Never seen anything quite like this before.

http://ravecoffee.co.uk/products/cold-brew

What does everyone think?

I've bought 2!


----------



## MWJB (Feb 28, 2012)

Cold brew is easy & delicious.


----------



## froggystyle (Oct 30, 2013)

Noah, can i ask you a question and get a real answer?


----------



## Guest (Jul 25, 2014)

Froggystyle, you can ask a question and you will get a real answer


----------



## froggystyle (Oct 30, 2013)

You were involved in a company that supplied roasted beans?


----------



## Guest (Jul 25, 2014)

No, not so much. Basically I was the front man - someone else did the roasting and posting. Make of that what you will, we don't speak to each other anymore because he didn't think I did a good job. But it wasn't for the want of trying. It was just hard and very very competitive!


----------



## froggystyle (Oct 30, 2013)

Ok, thanks for your honest answer.


----------



## Guest (Jul 25, 2014)

Put it this way, from what I know of the market - it's not that other roasters are expensive.

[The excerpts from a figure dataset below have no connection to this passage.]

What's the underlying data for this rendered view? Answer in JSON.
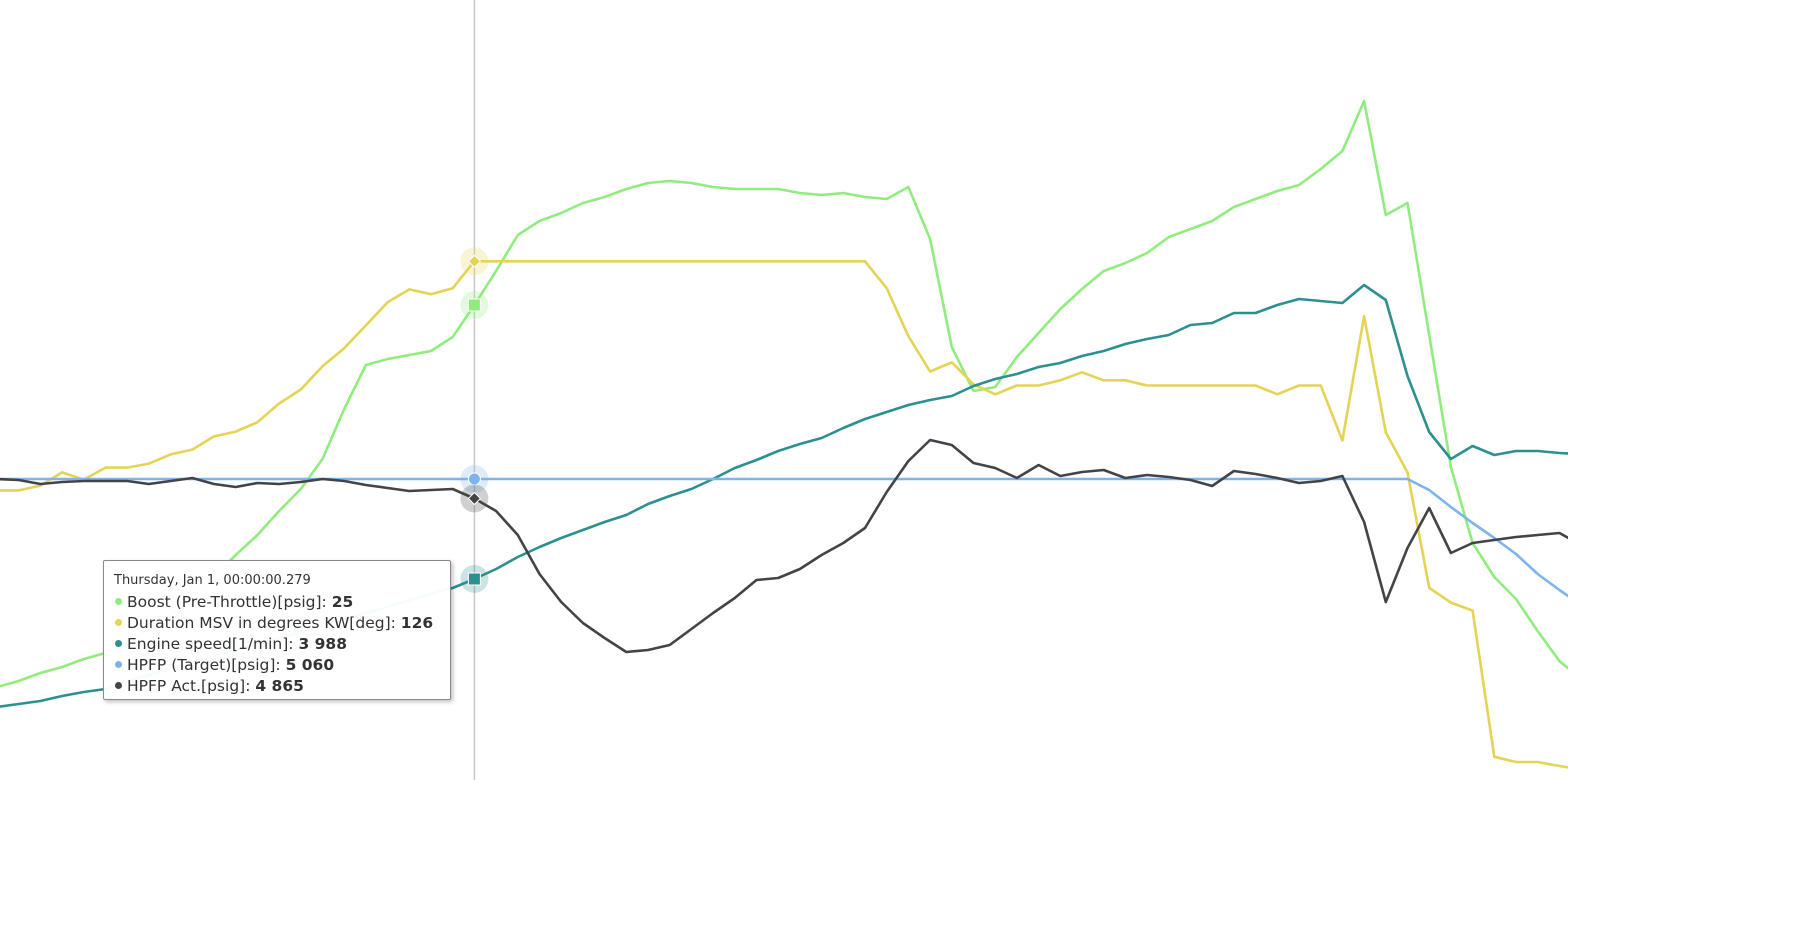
{
  "chart_data": {
    "type": "line",
    "series": [
      {
        "name": "Boost (Pre-Throttle)[psig]",
        "color": "#90ed7d",
        "marker": "square",
        "ylim": [
          1.25,
          40.25
        ],
        "values": [
          5.9,
          6.2,
          6.6,
          6.9,
          7.3,
          7.6,
          8.1,
          8.8,
          9.5,
          10.4,
          11.4,
          12.5,
          13.5,
          14.7,
          15.8,
          17.3,
          19.8,
          22,
          22.3,
          22.5,
          22.7,
          23.4,
          25,
          26.7,
          28.5,
          29.2,
          29.6,
          30.1,
          30.4,
          30.8,
          31.1,
          31.2,
          31.1,
          30.9,
          30.8,
          30.8,
          30.8,
          30.6,
          30.5,
          30.6,
          30.4,
          30.3,
          30.9,
          28.3,
          22.9,
          20.7,
          20.9,
          22.4,
          23.6,
          24.8,
          25.8,
          26.7,
          27.1,
          27.6,
          28.4,
          28.8,
          29.2,
          29.9,
          30.3,
          30.7,
          31.0,
          31.8,
          32.7,
          35.2,
          29.5,
          30.1,
          23.5,
          16.9,
          13.1,
          11.4,
          10.3,
          8.7,
          7.2,
          6.3
        ]
      },
      {
        "name": "Duration MSV in degrees KW[deg]",
        "color": "#e4d354",
        "marker": "diamond",
        "ylim": [
          -3.5,
          191.25
        ],
        "values": [
          68.8,
          68.8,
          70,
          73.3,
          71.5,
          74.5,
          74.5,
          75.5,
          77.8,
          79,
          82.3,
          83.5,
          85.8,
          90.5,
          94,
          99.8,
          104.3,
          110,
          115.8,
          119,
          117.8,
          119.3,
          126,
          126,
          126,
          126,
          126,
          126,
          126,
          126,
          126,
          126,
          126,
          126,
          126,
          126,
          126,
          126,
          126,
          126,
          126,
          119.3,
          107.3,
          98.5,
          100.8,
          95.3,
          92.8,
          95,
          95,
          96.3,
          98.3,
          96.3,
          96.3,
          95,
          95,
          95,
          95,
          95,
          95,
          92.8,
          95,
          95,
          81.3,
          112.3,
          83.3,
          73.3,
          44.5,
          40.8,
          38.8,
          2.3,
          1,
          1,
          0,
          -0.8
        ]
      },
      {
        "name": "Engine speed[1/min]",
        "color": "#2b908f",
        "marker": "square",
        "ylim": [
          1978,
          9778
        ],
        "values": [
          2708,
          2738,
          2768,
          2818,
          2858,
          2888,
          2968,
          3028,
          3088,
          3148,
          3218,
          3278,
          3338,
          3398,
          3458,
          3528,
          3588,
          3648,
          3708,
          3778,
          3838,
          3898,
          3988,
          4088,
          4208,
          4308,
          4398,
          4478,
          4558,
          4628,
          4738,
          4818,
          4888,
          4988,
          5098,
          5178,
          5268,
          5338,
          5398,
          5498,
          5588,
          5658,
          5728,
          5778,
          5818,
          5918,
          5988,
          6038,
          6108,
          6148,
          6218,
          6268,
          6338,
          6388,
          6428,
          6528,
          6548,
          6648,
          6648,
          6728,
          6788,
          6768,
          6748,
          6928,
          6778,
          6018,
          5458,
          5188,
          5318,
          5228,
          5268,
          5268,
          5248,
          5238
        ]
      },
      {
        "name": "HPFP (Target)[psig]",
        "color": "#7cb5ec",
        "marker": "circle",
        "ylim": [
          2050,
          9850
        ],
        "values": [
          5060,
          5060,
          5060,
          5060,
          5060,
          5060,
          5060,
          5060,
          5060,
          5060,
          5060,
          5060,
          5060,
          5060,
          5060,
          5060,
          5060,
          5060,
          5060,
          5060,
          5060,
          5060,
          5060,
          5060,
          5060,
          5060,
          5060,
          5060,
          5060,
          5060,
          5060,
          5060,
          5060,
          5060,
          5060,
          5060,
          5060,
          5060,
          5060,
          5060,
          5060,
          5060,
          5060,
          5060,
          5060,
          5060,
          5060,
          5060,
          5060,
          5060,
          5060,
          5060,
          5060,
          5060,
          5060,
          5060,
          5060,
          5060,
          5060,
          5060,
          5060,
          5060,
          5060,
          5060,
          5060,
          5060,
          4950,
          4780,
          4620,
          4470,
          4310,
          4110,
          3950,
          3800
        ]
      },
      {
        "name": "HPFP Act.[psig]",
        "color": "#434348",
        "marker": "diamond",
        "ylim": [
          2050,
          9850
        ],
        "values": [
          5060,
          5050,
          5010,
          5030,
          5040,
          5040,
          5040,
          5010,
          5040,
          5070,
          5010,
          4980,
          5020,
          5010,
          5030,
          5060,
          5040,
          5000,
          4970,
          4940,
          4950,
          4960,
          4865,
          4740,
          4500,
          4110,
          3830,
          3620,
          3470,
          3330,
          3350,
          3400,
          3560,
          3720,
          3870,
          4050,
          4070,
          4160,
          4300,
          4420,
          4570,
          4930,
          5240,
          5450,
          5400,
          5220,
          5170,
          5070,
          5200,
          5090,
          5130,
          5150,
          5070,
          5100,
          5080,
          5050,
          4990,
          5140,
          5110,
          5070,
          5020,
          5040,
          5090,
          4630,
          3830,
          4370,
          4770,
          4320,
          4420,
          4450,
          4480,
          4500,
          4520,
          4400
        ]
      }
    ],
    "tooltip": {
      "title": "Thursday, Jan 1, 00:00:00.279",
      "values": [
        25,
        126,
        3988,
        5060,
        4865
      ],
      "value_labels": [
        "25",
        "126",
        "3 988",
        "5 060",
        "4 865"
      ]
    }
  }
}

It's that Rave are very very cheap! Great quality as well to be fair to them. It seemed that another website would pop up every week, and even when i got the website to page 1 on google - page view wise it wasn't any higher then 50 hits a day with maybe 1 purchase. That was with free postage and at 250g bags for £4.99. Really cheap considering postage is £2.80 alone.

I don't know how they are so many roasters out there really. Or maybe they are all living on their reputation (i guess this could be true)

anyway i came to the conclusion that to make it as a roaster you have to be 100% roasted and posted the same day, be willing to put up with complaints and have your own roastery for people to walk around together with a cafe'.


----------



## jeebsy (May 5, 2013)

Don't see why they're selling this - pre ground is inferior surely regardless of how it's going to be brewed? Is this just a gimmick for the lazy?


----------



## froggystyle (Oct 30, 2013)

Or those without a grinder?


----------



## jeebsy (May 5, 2013)

BUt why is it pre ground by default?


----------



## froggystyle (Oct 30, 2013)

That is a very good point, didn't spot it!

One to ask rave i guess?


----------



## jeebsy (May 5, 2013)

Could understand having a cold brew blend sold with the normal whole bean/grind options but this seems a bit weird. Maybe they need to get rid of the 50kg of grounds CC used to season the EK...


----------